Ma perdio, ci siamo stati! Abbiamo fatto, voglio dire, abbiamo
operato, abbiamo aperto le finestre, abbiamo spazzato dalla Sicilia
tante vecchie e ignobili cose...» «Che ora ritorneranno», interrompe
Longo: «Ma abbiamo fatto vedere come si fa a spezzarle» insiste
Ingastone, «Questo conta. Questo non sarà dimenticato».
Non a caso la "Controversia" è dedicata a A.D., cioè
Alexander Dubcek, uno sconfitto che peròaveva lottato.
Nel 1953 aveva dedicato un libro su "Pirandello e il pirandellismo".
Nel 1961 tornò sull'argomento con "Pirandello e la Sicilia",
definendo la «sicilianità» dello scrittore in senso sovra-regionale,
come espressione del più vasto dramma esistenziale moderno.
Su scrittori e cose della sua terra Sciascia scrisse anche "Feste
religiose in Sicilia" (1965), "La corda pazza" (1970) una raccolta
di interventi letterari, e "La Sicilia come metafora" (1979).
Negli anni '70 la presenza di Sciascia nella letteratura e nella
società italiana si fa ancora più viva, anche per
il suo diretto impegno politico. La sua produzione riflette questo
accentuato impegno. Dopo i racconti de Il mare colore del
vino (1971), e Atti relativi alla morte di Raymond Roussel
(1971), ha messo a fuoco i problemi della politica e della società
contemporanea. Ne Il contesto (1971) e in Todo modo
(1974), descrive il groviglio di connivenze che legano gli uomini
di potere, soprattutto quelli di parte cattolica. Con "Il contesto"

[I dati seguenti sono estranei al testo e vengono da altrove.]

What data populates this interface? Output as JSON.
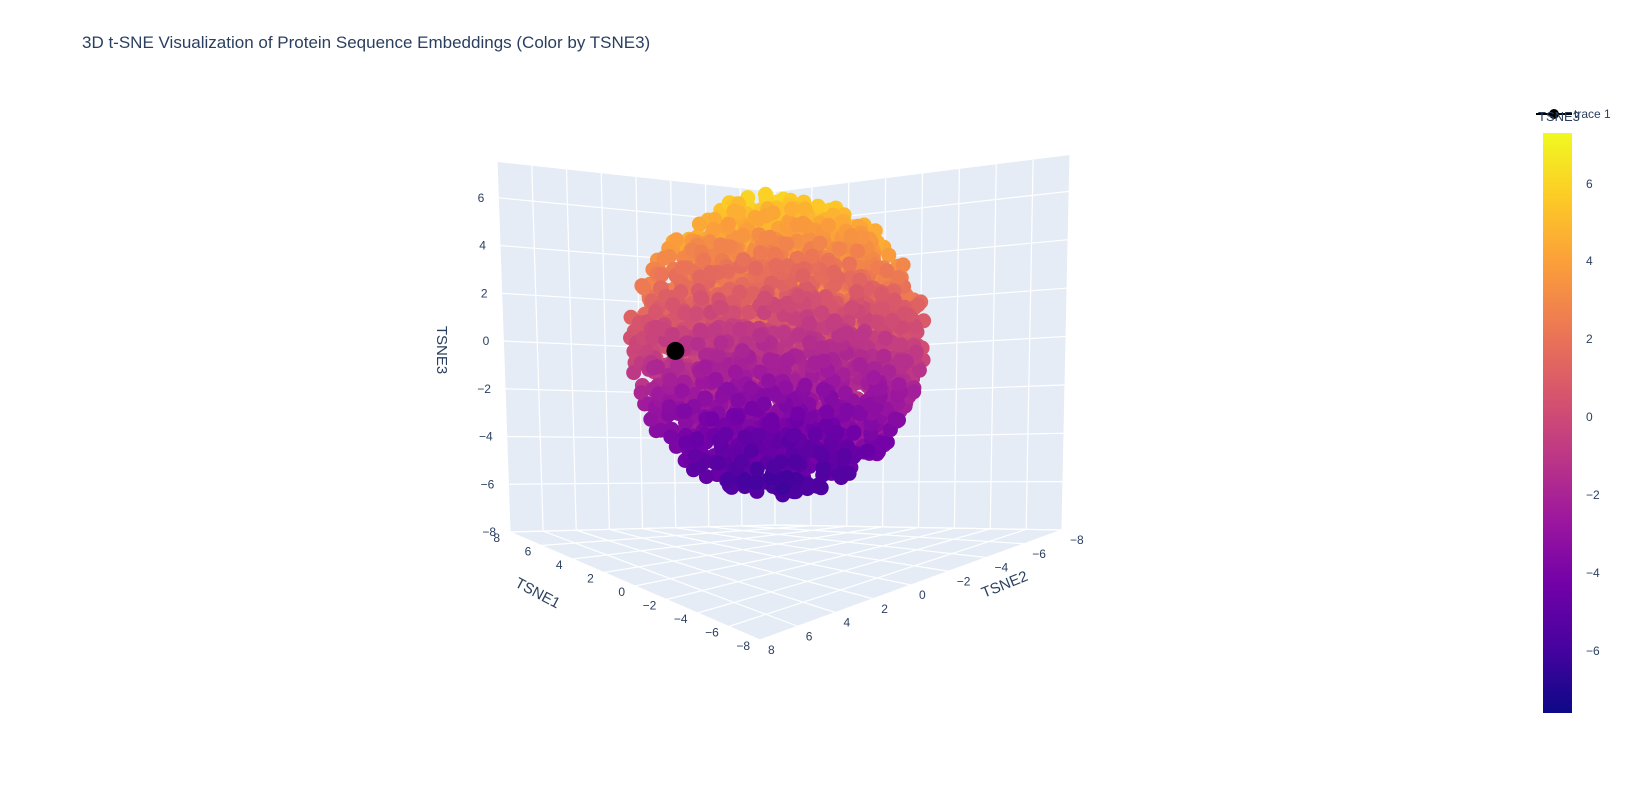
{
  "chart_data": {
    "type": "scatter3d",
    "title": "3D t-SNE Visualization of Protein Sequence Embeddings (Color by TSNE3)",
    "xlabel": "TSNE1",
    "ylabel": "TSNE2",
    "zlabel": "TSNE3",
    "xlim": [
      -8,
      8
    ],
    "ylim": [
      -8,
      8
    ],
    "zlim": [
      -8,
      7.5
    ],
    "x_ticks": [
      "−8",
      "−6",
      "−4",
      "−2",
      "0",
      "2",
      "4",
      "6",
      "8"
    ],
    "y_ticks": [
      "−8",
      "−6",
      "−4",
      "−2",
      "0",
      "2",
      "4",
      "6",
      "8"
    ],
    "z_ticks": [
      "−8",
      "−6",
      "−4",
      "−2",
      "0",
      "2",
      "4",
      "6"
    ],
    "series": [
      {
        "marker_color": "colorscale by TSNE3 (Plasma)",
        "points": "dense cloud of ~3000 embedding points, roughly spherical, radius ~6"
      },
      {
        "name": "trace 1",
        "color": "#000000",
        "x": 1.0,
        "y": -5.0,
        "z": 0.6
      }
    ],
    "colorbar": {
      "title": "TSNE3",
      "ticks": [
        "6",
        "4",
        "2",
        "0",
        "−2",
        "−4",
        "−6"
      ],
      "range": [
        -7.6,
        7.3
      ],
      "colorscale": "Plasma"
    },
    "legend_position": "top-right"
  },
  "legend": {
    "label": "trace 1"
  }
}
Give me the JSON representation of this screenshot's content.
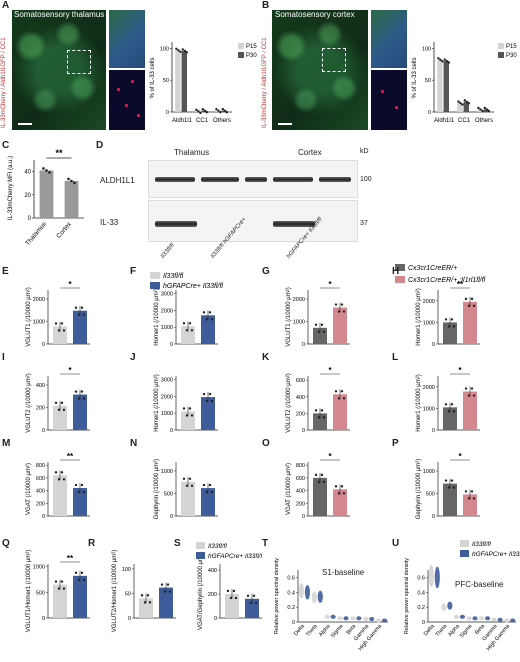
{
  "panels": {
    "A": "A",
    "B": "B",
    "C": "C",
    "D": "D",
    "E": "E",
    "F": "F",
    "G": "G",
    "H": "H",
    "I": "I",
    "J": "J",
    "K": "K",
    "L": "L",
    "M": "M",
    "N": "N",
    "O": "O",
    "P": "P",
    "Q": "Q",
    "R": "R",
    "S": "S",
    "T": "T",
    "U": "U"
  },
  "row1": {
    "a_title": "Somatosensory thalamus",
    "b_title": "Somatosensory cortex",
    "vertical_label": "IL-33mCherry / Aldh1l1GFP / CC1",
    "legend_p15": "P15",
    "legend_p30": "P30",
    "ylabel": "% of IL-33 cells",
    "categories": [
      "Aldh1l1",
      "CC1",
      "Others"
    ],
    "yticks": [
      "100",
      "50",
      "0"
    ]
  },
  "panel_c": {
    "ylabel": "IL-33mCherry MFI (a.u.)",
    "sig": "**",
    "cats": [
      "Thalamus",
      "Cortex"
    ],
    "yticks": [
      "40",
      "20",
      "0"
    ]
  },
  "panel_d": {
    "thalamus": "Thalamus",
    "cortex": "Cortex",
    "kd": "kD",
    "aldh": "ALDH1L1",
    "il33": "IL-33",
    "mw_100": "100",
    "mw_37": "37",
    "lane_labels": [
      "Il33fl/fl",
      "Il33fl/fl hGFAPCre+",
      "hGFAPCre+ Il33fl/fl"
    ]
  },
  "legend_left": {
    "ctrl": "Il33fl/fl",
    "cko": "hGFAPCre+ Il33fl/fl"
  },
  "legend_right": {
    "ctrl": "Cx3cr1CreER/+",
    "cko": "Cx3cr1CreER/+ ;Il1rl1fl/fl"
  },
  "colors": {
    "ctrl_grey": "#d4d4d4",
    "cko_blue": "#3f5c9a",
    "cre_grey": "#666666",
    "cre_pink": "#d4878f",
    "dot": "#222222"
  },
  "small_charts": [
    {
      "id": "E",
      "ylabel": "VGLUT1 (/10000 µm²)",
      "yticks": [
        "2000",
        "1000",
        "0"
      ],
      "sig": "*"
    },
    {
      "id": "F",
      "ylabel": "Homer1 (/10000 µm²)",
      "yticks": [
        "3000",
        "2000",
        "1000",
        "0"
      ],
      "sig": ""
    },
    {
      "id": "G",
      "ylabel": "VGLUT1 (/10000 µm²)",
      "yticks": [
        "2000",
        "1000",
        "0"
      ],
      "sig": "*"
    },
    {
      "id": "H",
      "ylabel": "Homer1 (/10000 µm²)",
      "yticks": [
        "2000",
        "1000",
        "0"
      ],
      "sig": "**"
    },
    {
      "id": "I",
      "ylabel": "VGLUT2 (/10000 µm²)",
      "yticks": [
        "400",
        "200",
        "0"
      ],
      "sig": "*"
    },
    {
      "id": "J",
      "ylabel": "Homer1 (/10000 µm²)",
      "yticks": [
        "3000",
        "2000",
        "1000",
        "0"
      ],
      "sig": ""
    },
    {
      "id": "K",
      "ylabel": "VGLUT2 (/10000 µm²)",
      "yticks": [
        "600",
        "400",
        "200",
        "0"
      ],
      "sig": "*"
    },
    {
      "id": "L",
      "ylabel": "Homer1 (/10000 µm²)",
      "yticks": [
        "2000",
        "1000",
        "0"
      ],
      "sig": "*"
    },
    {
      "id": "M",
      "ylabel": "VGAT (/10000 µm²)",
      "yticks": [
        "800",
        "600",
        "400",
        "200",
        "0"
      ],
      "sig": "**"
    },
    {
      "id": "N",
      "ylabel": "Gephyrin (/10000 µm²)",
      "yticks": [
        "1000",
        "500",
        "0"
      ],
      "sig": ""
    },
    {
      "id": "O",
      "ylabel": "VGAT (/10000 µm²)",
      "yticks": [
        "800",
        "600",
        "400",
        "200",
        "0"
      ],
      "sig": "*"
    },
    {
      "id": "P",
      "ylabel": "Gephyrin (/10000 µm²)",
      "yticks": [
        "1000",
        "500",
        "0"
      ],
      "sig": "*"
    },
    {
      "id": "Q",
      "ylabel": "VGLUT1/Homer1 (/10000 µm²)",
      "yticks": [
        "1000",
        "500",
        "0"
      ],
      "sig": "**"
    },
    {
      "id": "R",
      "ylabel": "VGLUT2/Homer1 (/10000 µm²)",
      "yticks": [
        "100",
        "50",
        "0"
      ],
      "sig": ""
    },
    {
      "id": "S",
      "ylabel": "VGAT/Gephyrin (/10000 µm²)",
      "yticks": [
        "400",
        "200",
        "0"
      ],
      "sig": ""
    }
  ],
  "panel_t": {
    "title": "S1-baseline",
    "ylabel": "Relative power spectral density",
    "bands": [
      "Delta",
      "Theta",
      "Alpha",
      "Sigma",
      "Beta",
      "Gamma",
      "High Gamma"
    ],
    "yticks": [
      "0.6",
      "0.4",
      "0.2",
      "0"
    ]
  },
  "panel_u": {
    "title": "PFC-baseline",
    "ylabel": "Relative power spectral density",
    "bands": [
      "Delta",
      "Theta",
      "Alpha",
      "Sigma",
      "Beta",
      "Gamma",
      "High Gamma"
    ],
    "yticks": [
      "0.6",
      "0.4",
      "0.2",
      "0"
    ]
  },
  "chart_data": [
    {
      "type": "bar",
      "panel": "A",
      "categories": [
        "Aldh1l1",
        "CC1",
        "Others"
      ],
      "series": [
        {
          "name": "P15",
          "values": [
            97,
            1,
            2
          ]
        },
        {
          "name": "P30",
          "values": [
            96,
            2,
            2
          ]
        }
      ],
      "ylabel": "% of IL-33 cells",
      "ylim": [
        0,
        110
      ]
    },
    {
      "type": "bar",
      "panel": "B",
      "categories": [
        "Aldh1l1",
        "CC1",
        "Others"
      ],
      "series": [
        {
          "name": "P15",
          "values": [
            82,
            14,
            4
          ]
        },
        {
          "name": "P30",
          "values": [
            80,
            16,
            4
          ]
        }
      ],
      "ylabel": "% of IL-33 cells",
      "ylim": [
        0,
        110
      ]
    },
    {
      "type": "bar",
      "panel": "C",
      "categories": [
        "Thalamus",
        "Cortex"
      ],
      "values": [
        41,
        32
      ],
      "ylabel": "IL-33mCherry MFI (a.u.)",
      "ylim": [
        0,
        50
      ]
    },
    {
      "type": "bar",
      "panel": "E",
      "categories": [
        "Il33fl/fl",
        "hGFAPCre+ Il33fl/fl"
      ],
      "values": [
        780,
        1480
      ],
      "ylim": [
        0,
        2400
      ]
    },
    {
      "type": "bar",
      "panel": "F",
      "categories": [
        "Il33fl/fl",
        "hGFAPCre+ Il33fl/fl"
      ],
      "values": [
        1050,
        1700
      ],
      "ylim": [
        0,
        3200
      ]
    },
    {
      "type": "bar",
      "panel": "G",
      "categories": [
        "Cx3cr1CreER/+",
        "Cx3cr1CreER/+ ;Il1rl1fl/fl"
      ],
      "values": [
        720,
        1620
      ],
      "ylim": [
        0,
        2400
      ]
    },
    {
      "type": "bar",
      "panel": "H",
      "categories": [
        "Cx3cr1CreER/+",
        "Cx3cr1CreER/+ ;Il1rl1fl/fl"
      ],
      "values": [
        1000,
        1950
      ],
      "ylim": [
        0,
        2500
      ]
    },
    {
      "type": "bar",
      "panel": "I",
      "categories": [
        "Il33fl/fl",
        "hGFAPCre+ Il33fl/fl"
      ],
      "values": [
        215,
        315
      ],
      "ylim": [
        0,
        480
      ]
    },
    {
      "type": "bar",
      "panel": "J",
      "categories": [
        "Il33fl/fl",
        "hGFAPCre+ Il33fl/fl"
      ],
      "values": [
        1100,
        1950
      ],
      "ylim": [
        0,
        3200
      ]
    },
    {
      "type": "bar",
      "panel": "K",
      "categories": [
        "Cx3cr1CreER/+",
        "Cx3cr1CreER/+ ;Il1rl1fl/fl"
      ],
      "values": [
        200,
        430
      ],
      "ylim": [
        0,
        650
      ]
    },
    {
      "type": "bar",
      "panel": "L",
      "categories": [
        "Cx3cr1CreER/+",
        "Cx3cr1CreER/+ ;Il1rl1fl/fl"
      ],
      "values": [
        1050,
        1780
      ],
      "ylim": [
        0,
        2500
      ]
    },
    {
      "type": "bar",
      "panel": "M",
      "categories": [
        "Il33fl/fl",
        "hGFAPCre+ Il33fl/fl"
      ],
      "values": [
        640,
        440
      ],
      "ylim": [
        0,
        850
      ]
    },
    {
      "type": "bar",
      "panel": "N",
      "categories": [
        "Il33fl/fl",
        "hGFAPCre+ Il33fl/fl"
      ],
      "values": [
        760,
        620
      ],
      "ylim": [
        0,
        1200
      ]
    },
    {
      "type": "bar",
      "panel": "O",
      "categories": [
        "Cx3cr1CreER/+",
        "Cx3cr1CreER/+ ;Il1rl1fl/fl"
      ],
      "values": [
        600,
        420
      ],
      "ylim": [
        0,
        850
      ]
    },
    {
      "type": "bar",
      "panel": "P",
      "categories": [
        "Cx3cr1CreER/+",
        "Cx3cr1CreER/+ ;Il1rl1fl/fl"
      ],
      "values": [
        720,
        480
      ],
      "ylim": [
        0,
        1200
      ]
    },
    {
      "type": "bar",
      "panel": "Q",
      "categories": [
        "Il33fl/fl",
        "hGFAPCre+ Il33fl/fl"
      ],
      "values": [
        650,
        820
      ],
      "ylim": [
        0,
        1050
      ]
    },
    {
      "type": "bar",
      "panel": "R",
      "categories": [
        "Il33fl/fl",
        "hGFAPCre+ Il33fl/fl"
      ],
      "values": [
        40,
        62
      ],
      "ylim": [
        0,
        110
      ]
    },
    {
      "type": "bar",
      "panel": "S",
      "categories": [
        "Il33fl/fl",
        "hGFAPCre+ Il33fl/fl"
      ],
      "values": [
        200,
        160
      ],
      "ylim": [
        0,
        450
      ]
    },
    {
      "type": "scatter",
      "panel": "T",
      "categories": [
        "Delta",
        "Theta",
        "Alpha",
        "Sigma",
        "Beta",
        "Gamma",
        "High Gamma"
      ],
      "series": [
        {
          "name": "Il33fl/fl",
          "values": [
            0.42,
            0.33,
            0.07,
            0.05,
            0.05,
            0.04,
            0.02
          ]
        },
        {
          "name": "hGFAPCre+ Il33fl/fl",
          "values": [
            0.4,
            0.34,
            0.07,
            0.05,
            0.05,
            0.04,
            0.02
          ]
        }
      ],
      "ylim": [
        0,
        0.7
      ]
    },
    {
      "type": "scatter",
      "panel": "U",
      "categories": [
        "Delta",
        "Theta",
        "Alpha",
        "Sigma",
        "Beta",
        "Gamma",
        "High Gamma"
      ],
      "series": [
        {
          "name": "Il33fl/fl",
          "values": [
            0.62,
            0.2,
            0.07,
            0.05,
            0.05,
            0.03,
            0.02
          ]
        },
        {
          "name": "hGFAPCre+ Il33fl/fl",
          "values": [
            0.6,
            0.22,
            0.07,
            0.05,
            0.05,
            0.03,
            0.02
          ]
        }
      ],
      "ylim": [
        0,
        0.7
      ]
    }
  ]
}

si consumano le prime rotture con l'ambiente politico del PCI:
accusato di non riporre più fiducia nella forza liberatrice
dell'impegno politico militante e anzi di considerare anche i
partiti istituzionali di opposizione complici della degenerazione
del "contesto" sociale e politico italiano: una polemica che scoppiò
sulle pagine de «L'Unità» e su «Rinascita» tra il 1971
e il 1972, e che riletta oggi, nei primi anni '90 ci danno le
ragioni di Sciascia più che quelle dei suoi, arroccati
e miopi accusatori.
Ne I pugnalatori (1976), nel rievocare un complotto contro
lo stato tramato a Palermo nel 1862, allude a possibili situazioni
contemporanee. In Candido ovvero Un sogno fatto in Sicilia
(1977) riprende il celebre racconto voltairreiano, trapiantando
in tempi moderni la polemica contro le ideologie. Ne L'affaire
Moro (1978) affronta il tragico episodio dell'uccisione del
presidente della DC.; a esso seguì una Relazione sul
caso Moro (1982). In Dalle parti degli infedeli
(1979) denuncia l'invadenza elettorale della chiesa cattolica
e la persecuzione di un retto vescovo siciliano.
Questa letteratura di impegno civile e politico non ha distratto
lo scrittore dal racconto strutturato come un giallo, secondo
una sua formula abbastanza consueta: La scomparsa di Majorana
(1975), Il teatro della memoria (1981). Né di
raccogliere il suo «diario in pubblico» che nel titolo stesso,
Nero su nero (1979), intende assumere e ironizzare l'accusa
di pietismo spesso rivoltagli.
Con Occhio di capra (1985) è tornato a registrare,
attraverso un dizionario dei «modi di dire», aspetti magici e
evocativi del mondo siciliano. Breve ma acuta ricostruzione, attraverso
alcune lettere ritrovate, dei primi anni di Giuseppe Antonio Borgese
è "Per un ritratto dello scrittore da giovane" (1985).
Sono seguiti La strega e il capitano (1986), fino all'ultima
breve opera il racconto Una storia semplice (1989).